Ховошка ничего не ответила, а продолжала говорить дальше:
– Пришли вот мы с Натальей вас навестить. Заодно и поговорить, о своей жизнь рассказать.
– А может, о нашей жизни не надо? Пускай спят они спокойно там… под звездочкой, – нахмурилась Наталья.
Ховошка на этот раз не согласилась:
– А кому же нам еще рассказать, если не им? Да и зачем тогда притопали сюда? Слезы свои показать разве что?.. Зачем им наши слезы?..
Наталья ничего не ответила, лишь надкусив губу, отвернулась, а сама, похоже, с трудом сдерживала себя – не расплакаться бы. А потом, вздохнув, прошептала:
– Живем мы хорошо…
– Да-да… – эти слова Натальи понравились Ховошке, она закивала головой, подбив прядку седых волос под черный платок. – Живем мы хорошо. Вот и Наталья подтверждает…
– Подтверждаю. А как же.
– В этом году разжились на кабанчиков, я и Наталья. Без жиров тяжело, одна бульба в рот не лезет. Если б еще коровка была, то и вовсе горя бы не знали. Нам бы хоть одну на двоих…

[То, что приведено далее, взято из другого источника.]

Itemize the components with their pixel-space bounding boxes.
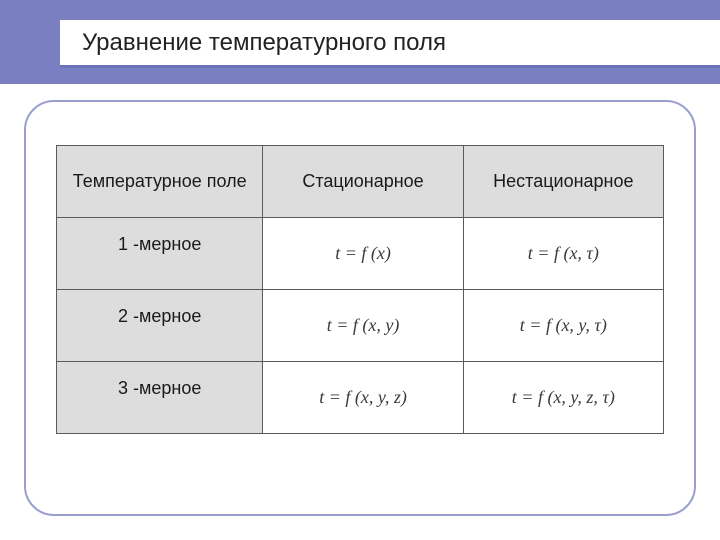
equation: t = f (x, τ) [528, 243, 599, 263]
equations-table: Температурное поле Стационарное Нестацио… [56, 145, 664, 434]
equation: t = f (x) [335, 243, 391, 263]
cell-1d-stationary: t = f (x) [263, 218, 463, 290]
table-row: 2 -мерное t = f (x, y) t = f (x, y, τ) [57, 290, 664, 362]
table-header-row: Температурное поле Стационарное Нестацио… [57, 146, 664, 218]
col-header-nonstationary: Нестационарное [463, 146, 663, 218]
equation: t = f (x, y, z) [319, 387, 407, 407]
equation: t = f (x, y, z, τ) [512, 387, 615, 407]
equations-table-wrapper: Температурное поле Стационарное Нестацио… [56, 145, 664, 434]
row-label-2d: 2 -мерное [57, 290, 263, 362]
table-row: 1 -мерное t = f (x) t = f (x, τ) [57, 218, 664, 290]
cell-1d-nonstationary: t = f (x, τ) [463, 218, 663, 290]
cell-3d-nonstationary: t = f (x, y, z, τ) [463, 362, 663, 434]
row-label-3d: 3 -мерное [57, 362, 263, 434]
col-header-field: Температурное поле [57, 146, 263, 218]
equation: t = f (x, y, τ) [520, 315, 607, 335]
cell-3d-stationary: t = f (x, y, z) [263, 362, 463, 434]
cell-2d-nonstationary: t = f (x, y, τ) [463, 290, 663, 362]
cell-2d-stationary: t = f (x, y) [263, 290, 463, 362]
equation: t = f (x, y) [327, 315, 400, 335]
row-label-1d: 1 -мерное [57, 218, 263, 290]
title-band: Уравнение температурного поля [60, 20, 720, 68]
table-row: 3 -мерное t = f (x, y, z) t = f (x, y, z… [57, 362, 664, 434]
col-header-stationary: Стационарное [263, 146, 463, 218]
page-title: Уравнение температурного поля [82, 29, 446, 57]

– Скажи, скажи моему, что Василек уже прошлым летом трудодни зарабатывал в колхозе… коня водил на окучке, – попросила Наталья.
Ховошка надулась:
– А сама разве не можешь? «Скажи, Ховошка, попроси, Ховошка». Я помолчу, говори ты.
Наталья не сразу решилась, но уже когда набралась смелости, решительности, сказала громко и гордо:
– Микола, а Василек наш коня, коня водит, хлеб зарабатывает!..
И расплакалась. Ховошка начала ее успокаивать, но потом, махнув рукой, продолжала далее:
– Жито в этом году кустится хорошо, стебли должны быть толстые, то найму людей, пускай хату перекроют. Печь еще та, что при тебе сделана была, Петро. А что с ней, печкой, станется? На нее не капает, течет только та крыша, со двора которая. Сыночка нашего назвала Петькой, в честь тебя…
– Ты ему уже об этом говорила сто раз, – заметила, но не с упреком, Наталья. – У меня уже рука закаменела стопку держать. Давай, скажи что-нибудь, да выпить пора. Заждались ведь они, соколики…
– Скажу. Как не сказать? За вас, парни. Чтобы мягкой была вам чужая земелька.
Женщины выпили, помолчали.
– Ты, Наталья, как шилом в одно место…
– Чего-чего?
– Перебила меня, я ж не сказала, что Петька не сопляк какой – учится уже в третьем классе, – тихо промолвила Ховошка. – В третьем… Тот раз говорила, что во втором… Сколь время прошло, а!..
– Ну если только так… Уточнение серьезное…
– Не повезло нам, девка: без мужиков остались.
– Да, да. Без них, – вздохнула Наталья и прослезилась. – А так все хорошо начиналось. Ой, чего ж это мы?! – Вдруг она встрепенулась. – Не говори больше про мужиков – ну их!.. А вдруг услышат… наши, а?..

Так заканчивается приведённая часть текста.